Yesterday the Pension Protection Fund reported that the aggregated funding ratio of DB schemes in its universe had reached a 15-year high.
Hymans’ comments follow news of UK inflation acclerating to reach a new 30-year high of 7% according to the Office for National Statistics.
Tom Burke, actuarial consultant at XPS Pensions Group, said analysis from the consultancy’s DB tracker had found that a 0.5% increase in long-term inflation expectations since July 2021 had added £140bn to UK defined benefit (DB) scheme liabilities.
DC savers’ climate expectations dip
Nearly six in 10 defined contribution (DC) savers want to significantly reduce their pensions’ exposure to fossil fuels, although the number who would divest irrespective of financial returns has dipped by 7%, to 25%, since 2021, according to a survey by Legal & General Investment Management (LGIM).
The asset manager connected this to a rising cost of living. It noted that the proportion of respondents who said they wanted their pension to have a net-zero target regardless of performance fell from 30% in 2021 to 25% this year.
The proportion of respondents who were unaware of the term ‘net zero’ fell from 25% to 17%.
“This research demonstrates the challenges DC savers are facing amidst the complexities of the current economic environment,” said Rita Butler-Jones, co-head of DC at LGIM. “It underlines the role providers have to play in reassuring clients about their savings in volatile times.

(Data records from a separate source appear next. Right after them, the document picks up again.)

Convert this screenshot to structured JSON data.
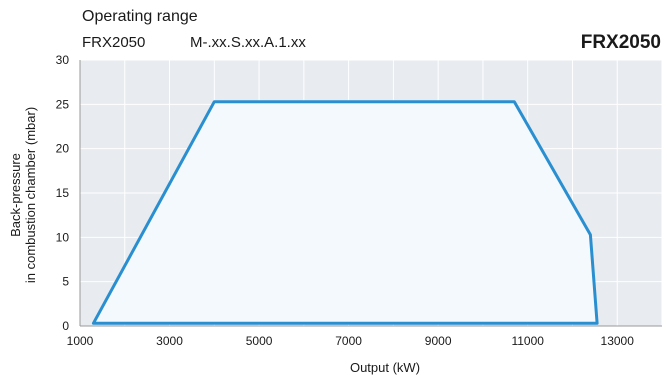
{
  "header": {
    "title": "Operating range",
    "model": "FRX2050",
    "code": "M-.xx.S.xx.A.1.xx",
    "brand": "FRX2050"
  },
  "colors": {
    "accent": "#2a8fd0",
    "plot_bg": "#e8ebef",
    "grid": "#ffffff",
    "area_fill": "#f3f9fc"
  },
  "chart_data": {
    "type": "area",
    "title": "Operating range",
    "xlabel": "Output (kW)",
    "ylabel_lines": [
      "Back-pressure",
      "in combustion chamber (mbar)"
    ],
    "xlim": [
      1000,
      14000
    ],
    "ylim": [
      0,
      30
    ],
    "xticks": [
      1000,
      3000,
      5000,
      7000,
      9000,
      11000,
      13000
    ],
    "yticks": [
      0,
      5,
      10,
      15,
      20,
      25,
      30
    ],
    "grid": true,
    "series": [
      {
        "x": [
          1300,
          4000,
          10700,
          12400,
          12550,
          1300
        ],
        "y": [
          0.3,
          25.3,
          25.3,
          10.3,
          0.3,
          0.3
        ]
      }
    ]
  }
}
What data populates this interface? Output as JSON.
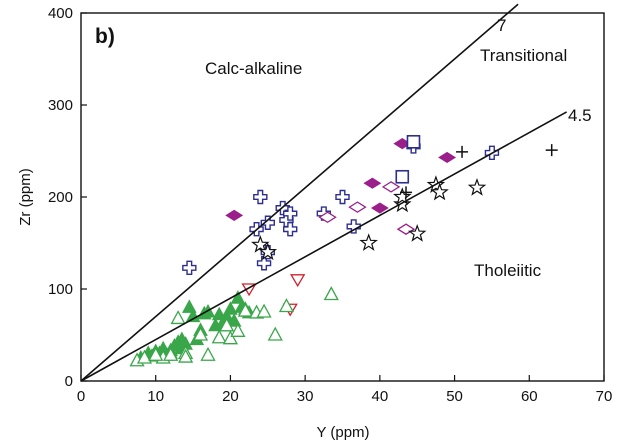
{
  "chart_data": {
    "type": "scatter",
    "panel_label": "b)",
    "xlabel": "Y (ppm)",
    "ylabel": "Zr (ppm)",
    "xlim": [
      0,
      70
    ],
    "ylim": [
      0,
      400
    ],
    "xticks": [
      "0",
      "10",
      "20",
      "30",
      "40",
      "50",
      "60",
      "70"
    ],
    "yticks": [
      "0",
      "100",
      "200",
      "300",
      "400"
    ],
    "grid": false,
    "region_labels": {
      "calc_alkaline": "Calc-alkaline",
      "transitional": "Transitional",
      "tholeiitic": "Tholeiitic"
    },
    "reference_lines": [
      {
        "label": "7",
        "slope": 7,
        "x_end": 58.5
      },
      {
        "label": "4.5",
        "slope": 4.5,
        "x_end": 65
      }
    ],
    "colors": {
      "purple": "#2e2e8f",
      "magenta": "#9b1f8a",
      "green": "#3aa64a",
      "red": "#d0202e",
      "black": "#111111"
    },
    "series": [
      {
        "marker": "open-cross",
        "color": "#2e2e8f",
        "points": [
          [
            14.5,
            123
          ],
          [
            24,
            200
          ],
          [
            23.5,
            165
          ],
          [
            25,
            172
          ],
          [
            24.5,
            128
          ],
          [
            25,
            140
          ],
          [
            27,
            188
          ],
          [
            27.5,
            175
          ],
          [
            28,
            182
          ],
          [
            28,
            165
          ],
          [
            32.5,
            182
          ],
          [
            35,
            200
          ],
          [
            36.5,
            168
          ],
          [
            44.5,
            255
          ],
          [
            55,
            248
          ]
        ]
      },
      {
        "marker": "filled-diamond",
        "color": "#9b1f8a",
        "points": [
          [
            20.5,
            180
          ],
          [
            39,
            215
          ],
          [
            40,
            188
          ],
          [
            43,
            258
          ],
          [
            49,
            243
          ]
        ]
      },
      {
        "marker": "open-diamond",
        "color": "#9b1f8a",
        "points": [
          [
            33,
            178
          ],
          [
            37,
            189
          ],
          [
            41.5,
            211
          ],
          [
            43.5,
            165
          ]
        ]
      },
      {
        "marker": "open-square",
        "color": "#2e2e8f",
        "points": [
          [
            43,
            222
          ],
          [
            44.5,
            260
          ]
        ]
      },
      {
        "marker": "open-star",
        "color": "#111111",
        "points": [
          [
            24,
            148
          ],
          [
            25,
            140
          ],
          [
            38.5,
            150
          ],
          [
            43,
            192
          ],
          [
            43,
            200
          ],
          [
            45,
            160
          ],
          [
            47.5,
            213
          ],
          [
            48,
            205
          ],
          [
            53,
            210
          ]
        ]
      },
      {
        "marker": "plus",
        "color": "#111111",
        "points": [
          [
            43.5,
            205
          ],
          [
            51,
            249
          ],
          [
            63,
            251
          ]
        ]
      },
      {
        "marker": "open-triangle-down",
        "color": "#d0202e",
        "points": [
          [
            22.5,
            100
          ],
          [
            28,
            78
          ],
          [
            29,
            110
          ]
        ]
      },
      {
        "marker": "filled-triangle",
        "color": "#3aa64a",
        "points": [
          [
            8,
            25
          ],
          [
            9,
            30
          ],
          [
            9.5,
            27
          ],
          [
            10,
            32
          ],
          [
            10.5,
            30
          ],
          [
            11,
            35
          ],
          [
            11.5,
            28
          ],
          [
            12,
            33
          ],
          [
            12.5,
            38
          ],
          [
            13,
            42
          ],
          [
            13.5,
            35
          ],
          [
            14,
            40
          ],
          [
            14.5,
            80
          ],
          [
            15,
            70
          ],
          [
            15.5,
            45
          ],
          [
            16,
            55
          ],
          [
            16.5,
            73
          ],
          [
            17,
            75
          ],
          [
            18,
            60
          ],
          [
            19,
            63
          ],
          [
            19.5,
            70
          ],
          [
            20,
            78
          ],
          [
            20.5,
            65
          ],
          [
            21,
            90
          ],
          [
            21.5,
            80
          ],
          [
            22,
            78
          ],
          [
            22.5,
            74
          ],
          [
            18.5,
            72
          ],
          [
            13.5,
            45
          ],
          [
            12,
            30
          ]
        ]
      },
      {
        "marker": "open-triangle",
        "color": "#3aa64a",
        "points": [
          [
            7.5,
            22
          ],
          [
            8.5,
            25
          ],
          [
            11,
            25
          ],
          [
            12,
            28
          ],
          [
            13,
            68
          ],
          [
            14,
            30
          ],
          [
            16,
            50
          ],
          [
            17,
            28
          ],
          [
            18.5,
            47
          ],
          [
            19.5,
            60
          ],
          [
            20,
            46
          ],
          [
            21,
            54
          ],
          [
            22,
            76
          ],
          [
            23.5,
            74
          ],
          [
            24.5,
            75
          ],
          [
            26,
            50
          ],
          [
            27.5,
            81
          ],
          [
            33.5,
            94
          ],
          [
            14,
            26
          ],
          [
            10,
            28
          ]
        ]
      }
    ]
  }
}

“While we are encouraged by the increased appetite for net zero pensions, 2022 has underlined that this really isn’t at any cost. It is clear that savers see their pension’s main purpose as saving for their retirement.”
Regulators warn P&O members against quick decisions
The Financial Conduct Authority (FCA), The Pensions Regulator (TPR) and Money and Pensions Service have urged current and former employees of P&O Ferries not to make any quick decisions about their pension following recent media reports.
In a joint statement, the regulators said they were raising their concerns given the heightened risk of pension transfers following recent redundancies. Last month P&O Ferries fired 800 employees without giving them any notice.
The FCA said it was repeating its guidance to those providing advice on pension transfers that they ought to start from a position that a transfer is unlikely to be in most DB scheme members’ interests.
TPR is in discussions with the trustees of the P&O DB schemes, who have been asked to send to any savers who ask for a cash equivalent transfer value the regulators’ joint letter warning of the risks of transferring.
P&O Ferries has pension assets in the multi-employer Merchant Navy Ratings Pension Fund and also participates in the Merchant Navy Officers Pension Fund.